The evidence discloses an illiterate person whose back impairment has disabled him from engaging in any work of the type he has previously done. By the time of the hearing, the opinion of Dr. McAllister that Young could do light work was outdated. There was no showing that this claimant, in his condition, with his work experience and education could perform any of the types of jobs referred to at the hearing. The Secretary offered no evidence that Young had the manipulative ability or visual acuity to perform any of the jobs mentioned by the vocational witness. On the whole record, we conclude that the Secretary failed to carry his burden of proof.

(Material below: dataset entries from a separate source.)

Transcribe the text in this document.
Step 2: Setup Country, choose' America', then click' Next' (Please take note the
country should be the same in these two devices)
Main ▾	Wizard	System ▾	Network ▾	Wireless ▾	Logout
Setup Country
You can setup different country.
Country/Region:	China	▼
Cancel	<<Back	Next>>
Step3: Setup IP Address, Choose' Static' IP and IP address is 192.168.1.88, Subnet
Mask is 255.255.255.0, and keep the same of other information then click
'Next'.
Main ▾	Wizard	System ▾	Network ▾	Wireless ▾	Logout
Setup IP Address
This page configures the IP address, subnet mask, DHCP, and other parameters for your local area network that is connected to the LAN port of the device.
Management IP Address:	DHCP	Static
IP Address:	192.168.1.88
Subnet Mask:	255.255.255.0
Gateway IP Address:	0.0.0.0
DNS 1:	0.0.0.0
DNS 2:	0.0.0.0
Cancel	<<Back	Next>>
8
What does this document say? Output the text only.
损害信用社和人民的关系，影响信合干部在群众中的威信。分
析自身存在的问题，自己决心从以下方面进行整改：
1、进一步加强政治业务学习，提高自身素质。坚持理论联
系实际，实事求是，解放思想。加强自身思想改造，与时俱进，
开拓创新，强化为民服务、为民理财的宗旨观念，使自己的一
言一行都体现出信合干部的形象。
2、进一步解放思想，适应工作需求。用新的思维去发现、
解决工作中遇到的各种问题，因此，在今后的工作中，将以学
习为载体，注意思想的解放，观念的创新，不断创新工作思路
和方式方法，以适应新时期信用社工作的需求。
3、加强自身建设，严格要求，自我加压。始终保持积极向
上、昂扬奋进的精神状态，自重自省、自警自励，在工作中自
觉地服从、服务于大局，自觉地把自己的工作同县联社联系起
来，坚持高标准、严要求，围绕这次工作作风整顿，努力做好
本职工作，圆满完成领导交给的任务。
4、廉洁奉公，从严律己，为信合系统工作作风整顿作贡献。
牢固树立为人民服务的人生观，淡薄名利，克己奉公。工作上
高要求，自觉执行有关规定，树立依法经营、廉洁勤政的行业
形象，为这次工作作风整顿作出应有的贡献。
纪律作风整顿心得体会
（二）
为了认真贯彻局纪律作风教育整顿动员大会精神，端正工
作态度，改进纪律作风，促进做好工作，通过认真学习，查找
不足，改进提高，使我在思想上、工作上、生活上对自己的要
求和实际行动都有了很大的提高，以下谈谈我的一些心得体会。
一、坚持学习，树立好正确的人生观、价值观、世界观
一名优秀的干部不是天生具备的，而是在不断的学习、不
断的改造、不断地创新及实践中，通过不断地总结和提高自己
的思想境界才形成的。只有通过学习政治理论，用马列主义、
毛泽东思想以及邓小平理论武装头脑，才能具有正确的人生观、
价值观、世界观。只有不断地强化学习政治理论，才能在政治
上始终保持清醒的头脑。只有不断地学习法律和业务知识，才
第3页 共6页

Our inquiry does not end here. Since the Appeals Council and the district court agreed with the “no disability” determination, they did not reach the second basis on which the ALJ denied benefits-the plaintiff’s unwillingness to submit to a myelogram and possible surgery. However, this issue may be decided from the record before us. Regulations of the Social Security Administration provide for denial of benefits where a claimant willfully fails to follow prescribed treatment.2 There is no dispute that Young’s impairment lasted *473more than 12 months. There was no showing that he failed to follow any prescribed treatment. Young followed the prescription for complete bed rest, underwent traction, and tried the various braces and medications which were prescribed. The myelo-gram and possible operation were “suggested” and offered as alternative procedures. Though doctors recommended these procedures, no one appears to have prescribed them. Both Young and his wife gave explanations for his reluctance to submit to these procedures. There was no testimony that Young’s unwillingness to follow these particular recommendations constituted a willful failure to follow prescribed treatment. We conclude there was no basis in the record for the ALJ’s finding on this feature of the case.
The judgment of the district court is vacated and the case is remanded to the district court with directions that it be further remanded to the Secretary for entry of an order granting benefits.